E-conveyancing is a widely used process around the world. The New South Wales Government, for instance, provides this useful definition.
'Electronic conveyancing… is an efficient, accurate and secure way of conducting the settlement and lodgement stages of a conveyancing transaction. It replaces many of the paper and manual processes traditionally involved in property transactions.'
E-conveyancing 'allows lawyers, conveyancers, and financial institutions to interact and transact together online. Within the digital environment, information can automatically feed in from the original source and populate all documentation while the system cross-checks [it]. Documents are created, signed, and lodged within the online environment, and parties also complete all necessary steps to settle the transaction within that online environment.'
Both online and traditional estate agencies, along with their customers, depend on conveyancers to process transactions and liaise with various parties such as lenders, search companies and HM Land Registry. Like every other profession, conveyancing has become increasingly digitised and reliant on case management systems. It frequently uses digital tools to communicate with banks, other conveyancers and land registries, among others.

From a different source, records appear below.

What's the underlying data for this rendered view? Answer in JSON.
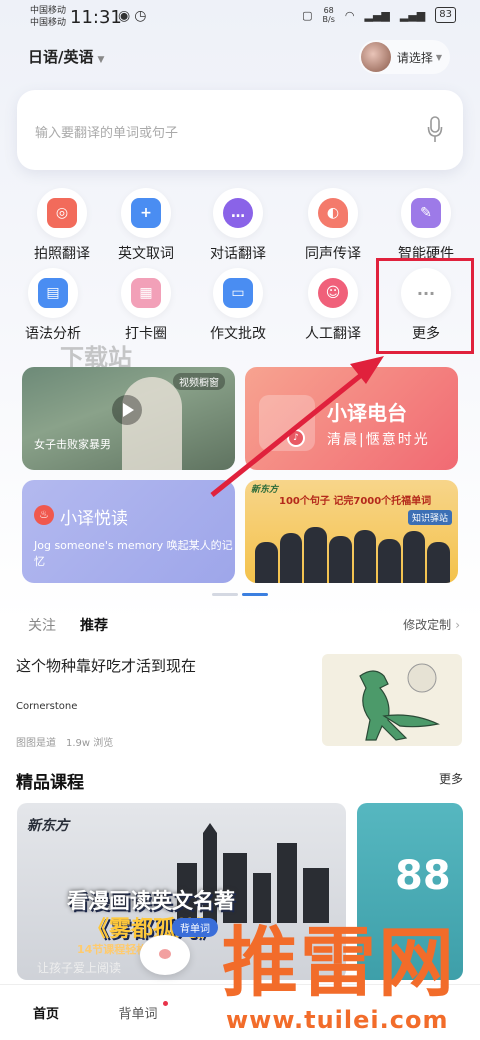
{
  "status_bar": {
    "carrier_1": "中国移动",
    "carrier_2": "中国移动",
    "time": "11:31",
    "net_speed_value": "68",
    "net_speed_unit": "B/s",
    "battery": "83"
  },
  "header": {
    "language": "日语/英语",
    "profile_label": "请选择"
  },
  "search": {
    "placeholder": "输入要翻译的单词或句子"
  },
  "features": [
    {
      "label": "拍照翻译",
      "icon": "camera-translate-icon",
      "color": "#f26b5b"
    },
    {
      "label": "英文取词",
      "icon": "word-pick-icon",
      "color": "#4a8df2"
    },
    {
      "label": "对话翻译",
      "icon": "dialogue-icon",
      "color": "#8a63e8"
    },
    {
      "label": "同声传译",
      "icon": "simultaneous-icon",
      "color": "#f47a6b"
    },
    {
      "label": "智能硬件",
      "icon": "hardware-icon",
      "color": "#9d7ae8"
    },
    {
      "label": "语法分析",
      "icon": "grammar-icon",
      "color": "#4a8df2"
    },
    {
      "label": "打卡圈",
      "icon": "checkin-icon",
      "color": "#f2a0b8"
    },
    {
      "label": "作文批改",
      "icon": "essay-icon",
      "color": "#4a8df2"
    },
    {
      "label": "人工翻译",
      "icon": "human-translate-icon",
      "color": "#f0607a"
    },
    {
      "label": "更多",
      "icon": "more-icon",
      "color": "#bbbbbb"
    }
  ],
  "watermark_top": "下载站",
  "cards": {
    "video": {
      "tag": "视频橱窗",
      "caption": "女子击败家暴男"
    },
    "radio": {
      "title": "小译电台",
      "subtitle": "清晨|惬意时光"
    },
    "reading": {
      "title": "小译悦读",
      "text": "Jog someone's memory 唤起某人的记忆"
    },
    "banner": {
      "brand": "新东方",
      "headline": "100个句子 记完7000个托福单词",
      "tag": "知识驿站"
    }
  },
  "feed": {
    "tabs": [
      "关注",
      "推荐"
    ],
    "active_tab": "推荐",
    "customize": "修改定制"
  },
  "article": {
    "title": "这个物种靠好吃才活到现在",
    "source": "Cornerstone",
    "publisher": "图图是道",
    "views": "1.9w 浏览"
  },
  "courses": {
    "section_title": "精品课程",
    "more": "更多",
    "items": [
      {
        "brand": "新东方",
        "title": "看漫画读英文名著",
        "title_line2": "《雾都孤儿》",
        "sub": "14节课程轻松读懂",
        "sub2": "让孩子爱上阅读"
      },
      {
        "title": "88"
      }
    ],
    "mascot_bubble": "背单词"
  },
  "bottom_nav": {
    "items": [
      "首页",
      "背单词"
    ]
  },
  "watermark": {
    "logo": "推雷网",
    "url": "www.tuilei.com"
  },
  "colors": {
    "accent": "#3b7fe0",
    "highlight": "#e0213c",
    "watermark": "#f26c2a"
  }
}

All such systems are vulnerable to cyber attacks in various forms. For example, many attackers aim to profit from direct ransom payments, or from selling data such as bank details or credit card information on the so-called dark web. These can disrupt systems in different ways, but operations can be interrupted or stopped entirely for significant periods of time.
At a major cyber security conference in 2012, the then FBI director Robert Mueller said: 'I am convinced that there are only two types of company: those that have been hacked and those that will be. And even they are converging into one category: companies that have been hacked and will be hacked again.'
Although his remarks are now a decade old, they are more relevant than ever. We all need to consider and enforce digital security with the same vigour as we have always done with physical premises. All professions must protect themselves and their customers from business interruption, financial loss and reputational damage.
The attack that affected Purplebricks' customers targeted part of the system that supports the overall homebuying and selling process, and was not specific to conveyancing. Such attacks are as likely to affect any other kind of firm or organisation providing services to consumers, businesses or government bodies.
For the broader built environment sector, the lesson from the Purplebricks incident is not to challenge the concept of e-conveyancing, or the models of digital estate agencies for that matter. Instead, we need to recognise the critical importance of securing and protecting our own IT systems and ensuring that other organisations on which we rely are taking similar measures.
In many respects, the built environment is not as digitally mature as other sectors. Consequently, the Purplebricks incident represents an early warning – if one were needed – that the sector must make data and system security integral to its everyday business.
Firms must have infrastructure and procedures in place to ensure that their own systems – and others they depend on – are protected. They also need to develop and test plans to minimise the disruption caused by any cyber attack, and manage communications with all affected parties and other stakeholders, including regulatory bodies where relevant.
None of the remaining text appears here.